In September 2014, ESPN management suspended Simmons for three weeks after he called Goodell a "liar" (among other things) on his podcast, The B.S. Report, following Goodell’s press conference on the league's ongoing domestic violence issues. Simmons said he took his ESPN suspension “personally” and he was also upset at a critical ombudsman column by then ESPN ombudsman Robert Lipstye. He said he believed ESPN management was trying to make him look bad.
“I just think it is weird to work at a place that is trying to make you look bad,” Simmons said on the podcast released Friday morning. “Usually places try not to make some of their best talent look bad. It’s usually not something a company does. So there was bad blood. So when they took money from me in December, that was the point of no return.”
Simmons said he believes ESPN management figured out this February that he was not coming back to the company and “that’s when they started doing stuff.” He cited the company moving his Grantland Basketball Hour featuring Kobe Bryant against the Oscars broadcast. Most of the Grantland staff only learned through Twitter that Simmons was out and who would replace him (at the moment, Grantland's top editor is Chris Connelly).
“There were 20 F-U’s,” he said. “They knew I was not coming back. He’s not coming back and we have to position this that when it all hits a head, we can blame Grantland, [the site] did not get enough traffic, he was difficult, and all the s--- that wasn’t true. Part of the reason we didn’t get traffic was that they didn’t promote the site. I remember the first week of May I sent an email to all the higher-ups. I said, 'You guys realize you only led ESPN.com with Grantland once in April? Literally once. Do you care or not?' We have no mobile presence at all, we don’t have an app, 46% of our traffic is coming through our main page which is absurd for a website. We are getting no help from other parts of the company. People seem to think ESPN was so helpful for us, and it was actually the opposite. Anyone else would have been helpful. And we had great writers. That’s what killed me.”
ESPN declined comment when reached on Friday about the latest Simmons comments.
Simmons said he believed his relationship with ESPN management started deteriorating with NBA Countdown (he was part of the cast for two years) and “all the problems we had on that show and the fact that I didn’t want to come back for a second season.” Simmons called returning to Countdown in 2013 “the biggest mistake” he made during his ESPN career.
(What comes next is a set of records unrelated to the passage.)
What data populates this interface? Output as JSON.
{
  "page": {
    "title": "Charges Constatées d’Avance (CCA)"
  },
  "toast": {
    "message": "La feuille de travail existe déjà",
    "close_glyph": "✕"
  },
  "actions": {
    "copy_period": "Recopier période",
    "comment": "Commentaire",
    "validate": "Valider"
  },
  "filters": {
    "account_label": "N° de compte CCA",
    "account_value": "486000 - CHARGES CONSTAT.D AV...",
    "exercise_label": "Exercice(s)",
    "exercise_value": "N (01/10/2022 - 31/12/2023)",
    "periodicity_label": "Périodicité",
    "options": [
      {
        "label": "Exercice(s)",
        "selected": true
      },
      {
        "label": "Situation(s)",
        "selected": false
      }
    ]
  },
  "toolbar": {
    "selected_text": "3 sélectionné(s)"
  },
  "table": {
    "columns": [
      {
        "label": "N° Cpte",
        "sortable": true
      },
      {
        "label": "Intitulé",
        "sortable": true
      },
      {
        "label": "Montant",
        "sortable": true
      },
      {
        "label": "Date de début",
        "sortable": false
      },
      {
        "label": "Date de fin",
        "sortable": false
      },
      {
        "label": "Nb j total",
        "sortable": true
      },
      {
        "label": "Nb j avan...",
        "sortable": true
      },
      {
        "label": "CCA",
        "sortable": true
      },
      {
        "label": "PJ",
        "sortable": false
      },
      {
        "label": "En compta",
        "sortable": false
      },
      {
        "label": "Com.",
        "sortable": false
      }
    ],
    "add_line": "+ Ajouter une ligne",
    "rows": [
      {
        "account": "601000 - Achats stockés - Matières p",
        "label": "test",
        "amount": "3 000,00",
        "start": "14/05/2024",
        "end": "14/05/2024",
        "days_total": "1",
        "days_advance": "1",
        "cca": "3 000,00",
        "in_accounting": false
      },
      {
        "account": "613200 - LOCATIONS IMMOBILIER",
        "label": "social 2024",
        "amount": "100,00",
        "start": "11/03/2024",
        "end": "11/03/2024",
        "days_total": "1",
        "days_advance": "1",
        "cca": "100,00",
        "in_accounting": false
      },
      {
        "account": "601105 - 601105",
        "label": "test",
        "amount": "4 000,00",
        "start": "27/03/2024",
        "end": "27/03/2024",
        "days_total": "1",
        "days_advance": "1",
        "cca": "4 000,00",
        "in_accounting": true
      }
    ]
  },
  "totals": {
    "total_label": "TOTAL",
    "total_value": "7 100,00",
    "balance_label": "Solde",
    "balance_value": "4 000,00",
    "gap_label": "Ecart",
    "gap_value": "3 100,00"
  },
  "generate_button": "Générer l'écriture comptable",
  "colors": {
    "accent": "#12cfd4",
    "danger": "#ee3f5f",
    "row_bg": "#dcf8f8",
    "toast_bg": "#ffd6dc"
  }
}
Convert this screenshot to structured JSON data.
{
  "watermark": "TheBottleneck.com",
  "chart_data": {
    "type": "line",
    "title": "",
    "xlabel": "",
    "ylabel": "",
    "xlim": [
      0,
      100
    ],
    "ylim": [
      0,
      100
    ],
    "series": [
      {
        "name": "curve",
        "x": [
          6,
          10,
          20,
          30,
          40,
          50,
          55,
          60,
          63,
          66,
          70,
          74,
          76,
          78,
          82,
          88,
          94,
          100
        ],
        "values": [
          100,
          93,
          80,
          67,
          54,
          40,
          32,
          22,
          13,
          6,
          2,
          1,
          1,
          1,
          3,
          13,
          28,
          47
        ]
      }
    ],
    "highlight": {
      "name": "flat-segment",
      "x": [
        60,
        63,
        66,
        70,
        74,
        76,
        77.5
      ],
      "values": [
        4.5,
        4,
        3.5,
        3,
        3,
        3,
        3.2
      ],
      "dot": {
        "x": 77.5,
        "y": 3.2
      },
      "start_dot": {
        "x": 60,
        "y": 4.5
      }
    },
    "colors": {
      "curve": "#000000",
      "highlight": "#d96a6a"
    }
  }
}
“If you are at any company and you don’t have someone fighting for you, it’s really hard to get s--- done,” Simmons said. “I had a great time there. I did a lot of great things. I have no regrets about anything I did except coming back for that second year of Countdown. It was a great place to work. I got to do Grantland there. I got to meet all these awesome people—the highlight of my career. Got to do '30 for 30.' Got to have a column. Got to have a podcast. It was a great place to work for a long time and the last two years it wasn’t. And that was the problem."